Она вздохнула, широко вытерла потное лицо и в последний раз решительно опрокинула чашку.
– Спасибо, дедушка.
И вдруг засмеялась:
– Эй, живи, не робей, хлеба нет, до звезды говей, рубашка черна, вывороти, носи!.. Ну, прощай, дедушка, надо ехать, и так заругают. Сбрешу, скажу, не успел смолоть, так дожидалась.
И когда она по-мужски уперлась ногой в хомут, заматывая супонь, дед подошел и, придерживаясь рукой за дугу, проговорил:
– А?.. Что я скажу тебе!.. Девка ты добрая, покорливая, выходи ты за меня замуж.
Стало тихо. Звенела вода. Два светлые, два огромные глаза глядели на него.
– Ты подумай, – торопливо и волнуясь, старался дед, – ты подумай, что ты есть? А?.. А сколько моего веку осталось, а?.. С твое уж не жить мне, а помру – все твое, мельница вся, вот как есть, духовное сделаю, будешь барыня, помещица…
А она все глядела на него круглыми глазами и вдруг расхохоталась звонко и подмывающе.

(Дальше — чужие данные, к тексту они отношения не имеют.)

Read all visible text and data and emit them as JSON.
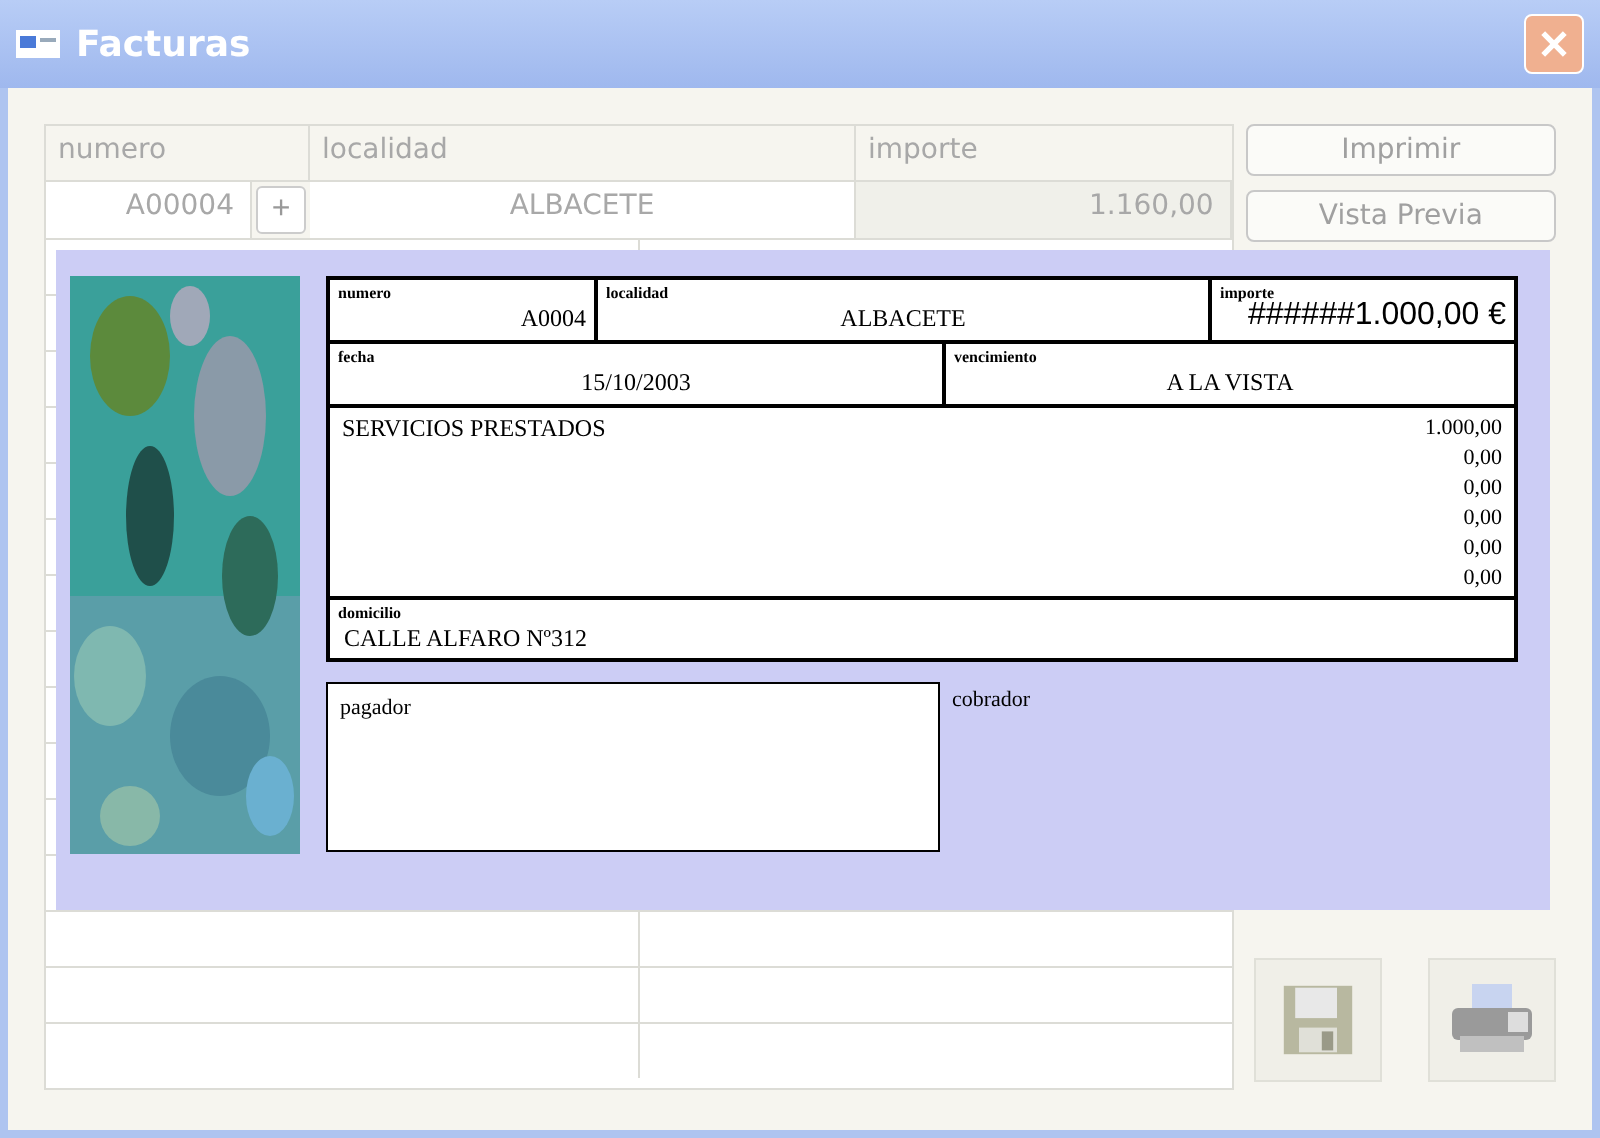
{
  "window": {
    "title": "Facturas"
  },
  "form": {
    "columns": [
      "numero",
      "localidad",
      "importe"
    ],
    "numero": "A00004",
    "add_button": "+",
    "localidad": "ALBACETE",
    "importe": "1.160,00"
  },
  "buttons": [
    "Imprimir",
    "Vista Previa"
  ],
  "preview": {
    "numero": {
      "label": "numero",
      "value": "A0004"
    },
    "localidad": {
      "label": "localidad",
      "value": "ALBACETE"
    },
    "importe": {
      "label": "importe",
      "value": "######1.000,00 €"
    },
    "fecha": {
      "label": "fecha",
      "value": "15/10/2003"
    },
    "vencimiento": {
      "label": "vencimiento",
      "value": "A LA VISTA"
    },
    "concepto": "SERVICIOS PRESTADOS",
    "amounts": [
      "1.000,00",
      "0,00",
      "0,00",
      "0,00",
      "0,00",
      "0,00"
    ],
    "domicilio": {
      "label": "domicilio",
      "value": "CALLE ALFARO Nº312"
    },
    "pagador": "pagador",
    "cobrador": "cobrador"
  }
}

И все время, пока скрипели колеса, слышно было, как кто-то покатывался со смеху в лесу, пока смолкло. Потом далеко, далеко из-за деревьев, из-за ветвей, из-за листвы долетела песня. Пел одинокий женский голос то грустно и смутно, то задорно и весело. И когда терялся в лесной гуще, снова звенела вода, снова задумчиво-ленивая тишина, снова безмолвно-звучащие краски цветов, листьев, колеблющихся насекомых, и опять доплывает смутный, ослабленный одинокий и зовущий голос женщины.
Целый день слонялся дед и тер лысину,
– А?.. Скажи на милость!..
IV
Каждый раз, когда она приезжала с пшеницей или за мукой, были одни и те же речи: «Дура, своего счастья не видишь… мельница не грошик, каждый день зарабатывает, каждый день кормит… все – твое… моего веку недолго хватит, год, два, а там сама себе госпожа, упустишь – будешь локти кусать…»
Она смеялась или сердилась, потом перестала смеяться и слушала. А раз сказала:
– Ин быть по-твоему. Что уж… пойду за тебя… Только духовное перед венцом беспременно сделай…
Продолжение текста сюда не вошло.